The UN peacekeeping mission MINUSMA said dozens had died and many more were hurt.
"The suicide bomber came in a vehicle and blew himself up," the MINUSMA source said.
The attack took place at 8:40 am (GMT) as the former rival groups "were due to soon leave on a joint patrol," the source added.
The powerful blast, which went off during a training session, ripped apart bodies, scattering limbs across the camp, a witness said.
The vehicle used in the blast bore the logo of the unit coordinating the joint patrols, army spokesman Diarran Kone told AFP.
The assailant "came to town alone to procure equipment and fit the vehicle out to commit a suicide attack," a Malian security source who asked not to be named told AFP.
There was no immediate claim of responsibility but the camp is very close to Gao airport, a key transport hub which was closed briefly in late November following an attack blamed on jihadists.

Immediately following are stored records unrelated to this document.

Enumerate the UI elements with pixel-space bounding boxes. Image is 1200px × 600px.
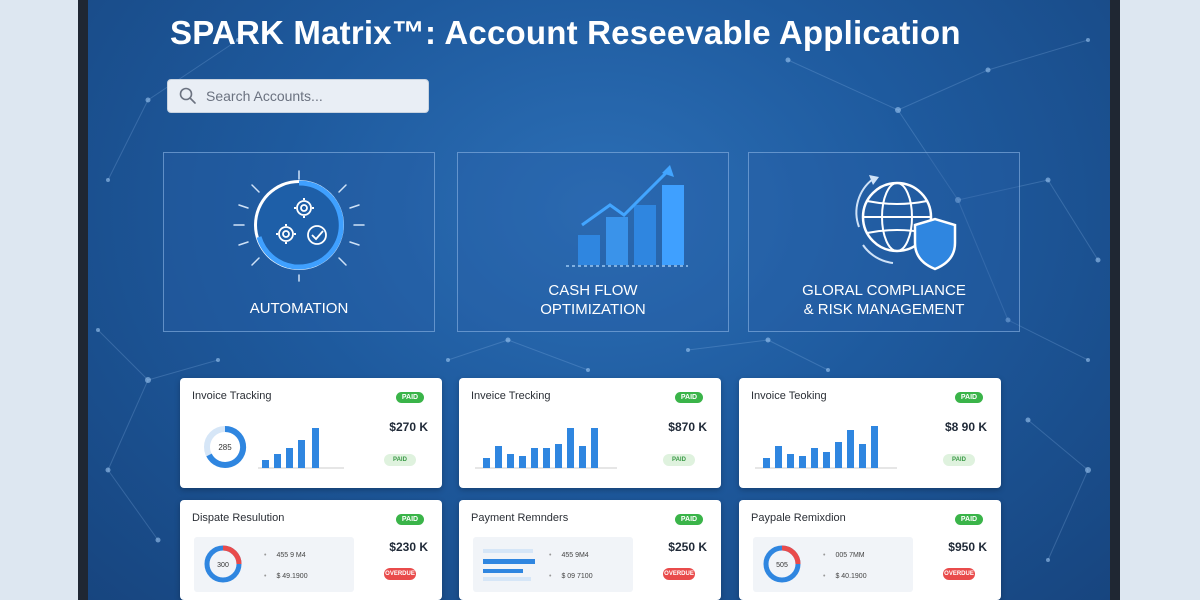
globe-shield-icon	[855, 175, 957, 271]
summary-line-2: $ 40.1900	[835, 573, 867, 580]
summary-line-2: $ 49.1900	[276, 573, 308, 580]
donut-chart: 285	[204, 425, 247, 468]
status-badge: PAID	[955, 514, 983, 525]
amount-value: $8 90 K	[944, 420, 987, 434]
feature-tile-compliance[interactable]: GLORAL COMPLIANCE & RISK MANAGEMENT	[748, 152, 1020, 332]
search-icon	[179, 87, 196, 104]
feature-tile-cash-flow[interactable]: CASH FLOW OPTIMIZATION	[457, 152, 729, 332]
monitor-bezel-right	[1110, 0, 1120, 600]
card-dispute-resolution[interactable]: Dispate Resulution PAID 300 • 455 9 M4 • $…	[180, 500, 442, 600]
status-badge: PAID	[675, 392, 703, 403]
monitor-bezel-left	[78, 0, 88, 600]
summary-panel: 505 • 005 7MM • $ 40.1900	[753, 537, 913, 592]
feature-label-line1: CASH FLOW	[548, 282, 638, 299]
amount-value: $870 K	[668, 420, 707, 434]
mini-bar-chart	[258, 428, 344, 469]
amount-value: $230 K	[389, 540, 428, 554]
status-pill: OVERDUE	[384, 568, 416, 580]
donut-label: 505	[776, 562, 788, 569]
status-badge: PAID	[955, 392, 983, 403]
summary-line-1: 005 7MM	[835, 552, 865, 559]
status-pill: OVERDUE	[943, 568, 975, 580]
donut-chart: 505	[763, 545, 801, 583]
status-pill: PAID	[384, 454, 416, 466]
card-invoice-tracking[interactable]: Invoice Tracking PAID 285 $270 K PAID	[180, 378, 442, 488]
status-badge: PAID	[675, 514, 703, 525]
status-badge: PAID	[396, 392, 424, 403]
summary-panel: 300 • 455 9 M4 • $ 49.1900	[194, 537, 354, 592]
amount-value: $250 K	[668, 540, 707, 554]
card-payment-reminders[interactable]: Payment Remnders PAID • 455 9M4 • $ 09 710…	[459, 500, 721, 600]
card-title: Inveice Trecking	[471, 390, 551, 402]
feature-label-line1: GLORAL COMPLIANCE	[802, 282, 966, 299]
card-invoice-trecking[interactable]: Inveice Trecking PAID $870 K PAID	[459, 378, 721, 488]
donut-label: 285	[218, 443, 232, 452]
summary-panel: • 455 9M4 • $ 09 7100	[473, 537, 633, 592]
progress-bars	[483, 549, 535, 581]
amount-value: $950 K	[948, 540, 987, 554]
search-bar[interactable]	[167, 79, 429, 113]
amount-value: $270 K	[389, 420, 428, 434]
feature-tile-automation[interactable]: AUTOMATION	[163, 152, 435, 332]
app-screen: SPARK Matrix™: Account Reseevable Applic…	[88, 0, 1110, 600]
donut-chart: 300	[204, 545, 242, 583]
card-payable-remixdion[interactable]: Paypale Remixdion PAID 505 • 005 7MM • $ 4…	[739, 500, 1001, 600]
status-pill: PAID	[663, 454, 695, 466]
growth-chart-icon	[566, 165, 688, 267]
summary-line-2: $ 09 7100	[561, 573, 593, 580]
mini-bar-chart	[475, 428, 617, 469]
summary-line-1: 455 9M4	[561, 552, 589, 559]
feature-label: AUTOMATION	[249, 300, 349, 317]
card-title: Invoice Teoking	[751, 390, 827, 402]
donut-label: 300	[217, 562, 229, 569]
feature-label-line2: OPTIMIZATION	[540, 301, 646, 318]
automation-gears-icon	[233, 170, 365, 282]
card-title: Invoice Tracking	[192, 390, 272, 402]
page-title: SPARK Matrix™: Account Reseevable Applic…	[170, 14, 961, 51]
feature-label-line2: & RISK MANAGEMENT	[803, 301, 965, 318]
card-title: Payment Remnders	[471, 512, 569, 524]
card-title: Dispate Resulution	[192, 512, 285, 524]
status-pill: PAID	[943, 454, 975, 466]
summary-line-1: 455 9 M4	[276, 552, 306, 559]
card-title: Paypale Remixdion	[751, 512, 846, 524]
mini-bar-chart	[755, 426, 897, 469]
card-invoice-teoking[interactable]: Invoice Teoking PAID $8 90 K PAID	[739, 378, 1001, 488]
status-pill: OVERDUE	[663, 568, 695, 580]
search-input[interactable]	[206, 88, 426, 104]
status-badge: PAID	[396, 514, 424, 525]
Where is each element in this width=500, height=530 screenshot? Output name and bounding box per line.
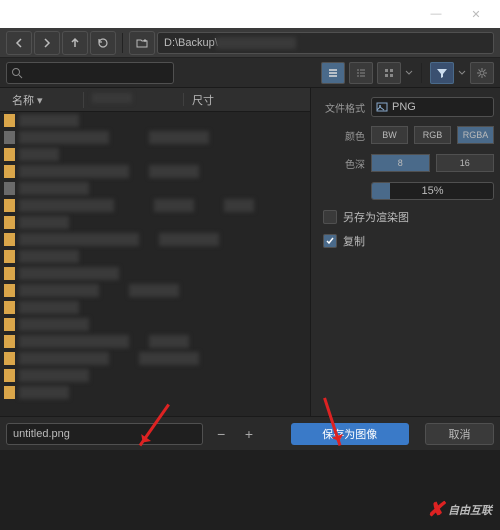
settings-button[interactable] xyxy=(470,62,494,84)
up-button[interactable] xyxy=(62,31,88,55)
view-list-button[interactable] xyxy=(321,62,345,84)
color-bw[interactable]: BW xyxy=(371,126,408,144)
color-label: 颜色 xyxy=(317,128,365,143)
list-item xyxy=(0,350,310,367)
depth-8[interactable]: 8 xyxy=(371,154,430,172)
options-panel: 文件格式 PNG 颜色 BW RGB RGBA 色深 8 16 15% 另存为渲… xyxy=(310,88,500,416)
depth-16[interactable]: 16 xyxy=(436,154,495,172)
search-icon xyxy=(11,67,23,79)
compression-slider[interactable]: 15% xyxy=(371,182,494,200)
list-item xyxy=(0,129,310,146)
close-button[interactable]: ✕ xyxy=(456,0,496,28)
list-item xyxy=(0,367,310,384)
save-as-image-button[interactable]: 保存为图像 xyxy=(291,423,409,445)
refresh-button[interactable] xyxy=(90,31,116,55)
list-item xyxy=(0,180,310,197)
list-item xyxy=(0,231,310,248)
list-item xyxy=(0,316,310,333)
col-name[interactable]: 名称 ▾ xyxy=(4,92,84,108)
cancel-button[interactable]: 取消 xyxy=(425,423,494,445)
view-detail-button[interactable] xyxy=(349,62,373,84)
minimize-button[interactable]: — xyxy=(416,0,456,28)
new-folder-button[interactable] xyxy=(129,31,155,55)
list-item xyxy=(0,282,310,299)
chevron-down-icon xyxy=(405,67,413,79)
search-input[interactable] xyxy=(6,62,174,84)
file-list-panel: 名称 ▾ 尺寸 xyxy=(0,88,310,416)
path-input[interactable]: D:\Backup\ xyxy=(157,32,494,54)
image-icon xyxy=(376,101,388,113)
watermark-x-icon: ✘ xyxy=(427,497,444,522)
depth-label: 色深 xyxy=(317,156,365,171)
back-button[interactable] xyxy=(6,31,32,55)
copy-label: 复制 xyxy=(343,233,365,249)
list-item xyxy=(0,163,310,180)
color-rgb[interactable]: RGB xyxy=(414,126,451,144)
list-item xyxy=(0,248,310,265)
color-rgba[interactable]: RGBA xyxy=(457,126,494,144)
col-modified[interactable] xyxy=(84,93,184,106)
filter-button[interactable] xyxy=(430,62,454,84)
chevron-down-icon xyxy=(458,67,466,79)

The car bomb destroyed prefabricated hangars used by MINUSMA's aircraft and damage to the installations and debris on the runway made the airport temporarily unusable.
"The joint patrols were the target," French Foreign Minister Jean-Marc Ayrault told French media on Wednesday. "The political aim is to hamper the peace process and reconciliation."
"Peace remains fragile," he added.
France is considering a UN Security Council draft resolution that would set up a sanctions regime for Mali to target opponents of the peace deal signed 19 months ago.
The Security Council will meet Wednesday to discuss the situation in Mali.
The proposed sanctions regime would set up a mechanism to allow individuals and entities to be blacklisted by the United Nations. Targeted sanctions include a global travel ban and an assets freeze.
The United Nations has deployed 13,000 troops in Mali to serve in the MINUSMA force, considered one of the deadliest missions in peacekeeping.